Overall, I really like the way this pan is assembled. It’s a solid build, but not so heavy that it feels awkward to manage. Time to make dinner!
RadUSA recommends that you give the nonstick coating a quick seasoning before first use. You’ll rub down the nonstick surfaces with a high-temp oil (I use avocado oil), then heat the pan to a medium heat. Let cool, and you’re ready to do work.
So my first test with this pan was a vegetable shrimp stir fry with cauliflower rice. I started with fresh diced vegetables and immediately put the flipping design to work.
I very much like the control the pan offers for basic saute functions like this. The handle is extremely comfortable, with a bit of a diamond shape to the barrel that gives nice grip during aerial maneuvers. The 2.2 pound weight is just about right for giving the pan some durability and good heat retention while still making it easy to toss around.
The high wall on the back end of the pan is perfect for flipping small bits of product. In the shot below you’ll see the landing after a flip. Check out how the veggies make a perfect drop at the midpoint of the pan. I do this with my current saute pans as well, but I can see where this design is beneficial if you’re new to the flipping game. I also noticed that I have less bits of food escaping the pan compared to a regular saute pan, which is nice for cleanup.
Given that this is a 10″ pan and I was cooking big portions, I sauteed in multiple batches. Here’s a shot of me working the shrimp, which are a chunkier test for the flipping ability of the pan. Again, super smooth and easy to manage.
After that run I worked up a batch of frozen vegetables to see what we could do. It’s important to note that this is a 10″ pan, so I was absolutely overstuffing it when I re-integrated my sauteed vegetables with the frozen ones. The instructions for the pan emphasize that you start on a low to medium heat to protect the nonstick surface, so I cranked it up a bit after I added the frozen vegetables. I ended up splitting the batch into two so that I didn’t turn the veggies into soup, but it works just fine for smaller batches with the 10″ cooking surface.
I really like the design of handle for dispersing heat. I made this dish in multiple batches over a 30 minute cooking period, and the handle never got hot. That’s pretty impressive.
I will post a warning for those of you considering this pan about the cooktop you’ve got in your kitchen.
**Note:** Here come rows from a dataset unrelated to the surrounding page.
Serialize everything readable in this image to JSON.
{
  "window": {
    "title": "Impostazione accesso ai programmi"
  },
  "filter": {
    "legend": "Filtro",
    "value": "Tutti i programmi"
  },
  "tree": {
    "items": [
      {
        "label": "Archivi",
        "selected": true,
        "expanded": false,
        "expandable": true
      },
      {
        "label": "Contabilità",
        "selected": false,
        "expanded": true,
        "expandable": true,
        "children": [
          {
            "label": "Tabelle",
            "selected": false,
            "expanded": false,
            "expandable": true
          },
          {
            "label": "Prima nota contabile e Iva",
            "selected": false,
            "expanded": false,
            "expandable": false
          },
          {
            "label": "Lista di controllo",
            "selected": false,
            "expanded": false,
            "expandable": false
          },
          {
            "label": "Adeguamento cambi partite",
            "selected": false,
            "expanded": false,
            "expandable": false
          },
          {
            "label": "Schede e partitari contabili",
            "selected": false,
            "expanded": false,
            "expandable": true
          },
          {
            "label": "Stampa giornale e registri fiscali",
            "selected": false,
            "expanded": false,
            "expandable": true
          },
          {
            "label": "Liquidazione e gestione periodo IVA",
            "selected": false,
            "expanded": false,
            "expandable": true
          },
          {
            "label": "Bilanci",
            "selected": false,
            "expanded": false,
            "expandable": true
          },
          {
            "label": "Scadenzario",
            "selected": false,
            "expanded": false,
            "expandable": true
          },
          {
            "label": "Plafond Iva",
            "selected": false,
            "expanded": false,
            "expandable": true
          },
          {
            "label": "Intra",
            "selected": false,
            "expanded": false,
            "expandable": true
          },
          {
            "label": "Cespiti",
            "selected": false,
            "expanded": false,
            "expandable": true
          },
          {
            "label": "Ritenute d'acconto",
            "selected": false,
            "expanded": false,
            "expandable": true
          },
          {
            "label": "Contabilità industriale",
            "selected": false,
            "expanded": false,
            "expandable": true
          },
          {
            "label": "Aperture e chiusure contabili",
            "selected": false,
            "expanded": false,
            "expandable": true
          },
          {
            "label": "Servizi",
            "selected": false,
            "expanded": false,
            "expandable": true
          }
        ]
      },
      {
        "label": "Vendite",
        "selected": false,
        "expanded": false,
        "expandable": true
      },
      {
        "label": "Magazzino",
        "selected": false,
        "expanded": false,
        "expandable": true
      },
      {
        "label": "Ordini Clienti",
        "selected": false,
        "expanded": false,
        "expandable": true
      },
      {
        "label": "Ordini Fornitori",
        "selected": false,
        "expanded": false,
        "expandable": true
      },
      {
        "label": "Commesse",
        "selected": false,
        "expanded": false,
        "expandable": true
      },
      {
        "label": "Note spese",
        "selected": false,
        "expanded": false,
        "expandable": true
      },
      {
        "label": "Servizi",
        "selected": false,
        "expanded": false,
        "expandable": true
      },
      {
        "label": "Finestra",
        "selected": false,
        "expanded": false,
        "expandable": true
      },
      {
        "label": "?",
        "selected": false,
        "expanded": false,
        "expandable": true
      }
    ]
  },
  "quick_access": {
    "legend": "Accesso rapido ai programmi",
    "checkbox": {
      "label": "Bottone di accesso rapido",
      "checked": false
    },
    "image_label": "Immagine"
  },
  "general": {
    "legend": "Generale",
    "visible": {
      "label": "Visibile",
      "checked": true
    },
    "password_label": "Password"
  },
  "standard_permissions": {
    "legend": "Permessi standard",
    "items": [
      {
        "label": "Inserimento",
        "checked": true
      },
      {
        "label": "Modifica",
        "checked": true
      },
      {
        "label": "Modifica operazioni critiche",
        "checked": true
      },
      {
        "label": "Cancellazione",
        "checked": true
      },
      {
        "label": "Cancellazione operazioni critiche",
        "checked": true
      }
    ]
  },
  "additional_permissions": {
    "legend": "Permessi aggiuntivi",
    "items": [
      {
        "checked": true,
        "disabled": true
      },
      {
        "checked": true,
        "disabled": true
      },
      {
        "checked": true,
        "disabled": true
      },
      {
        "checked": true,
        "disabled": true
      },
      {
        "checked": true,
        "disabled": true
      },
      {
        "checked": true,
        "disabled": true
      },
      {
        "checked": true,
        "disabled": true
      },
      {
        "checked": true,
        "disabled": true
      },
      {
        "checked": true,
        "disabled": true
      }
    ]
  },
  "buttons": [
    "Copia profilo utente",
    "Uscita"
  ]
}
Mine’s a glass top cooking surface and the pan is designed for induction, gas, or electric. That means that the metal base will scuff up a glass cooktop as you see below. I kinda knew this going in. My cooktop is 10+ years old and ready for replacement, so I don’t mind beating it up a bit. But you should keep this in mind before you buy.
I should also note that the instruction manual is very particular about heat management, specifically mentioning that a medium heat is the max you should use for cooking with this pan. There’s also a note about off-gasses from the nonstick surface & dangers to pet birds that may be kept in the vicinity of your kitchen. This is pretty common with nonstick pans, so I don’t see anything particularly troublesome here. As always, read your manual before use!
What I like
- Great design for flipping your food like a boss while cooking.
- Ergonomic handle and light weight make it easy to manage.
- Excellent build and construction.
What needs to be improved
- Will scuff up glass top cooking surfaces.
- Not recommended for super high heat applications, like searing steak.
While the marketing may be a bit gimmicky (including some celebrity videos… check out the site), I really like working with the Radical Pan. It’s a great design that’s easy to handle, giving you a lot of control over your cooking. This pan will get some heavy duty testing in my kitchen in the coming months, so we’ll see how the nonstick surface holds up to some serious day-to-day abuse. I’ll post updates as I use it more!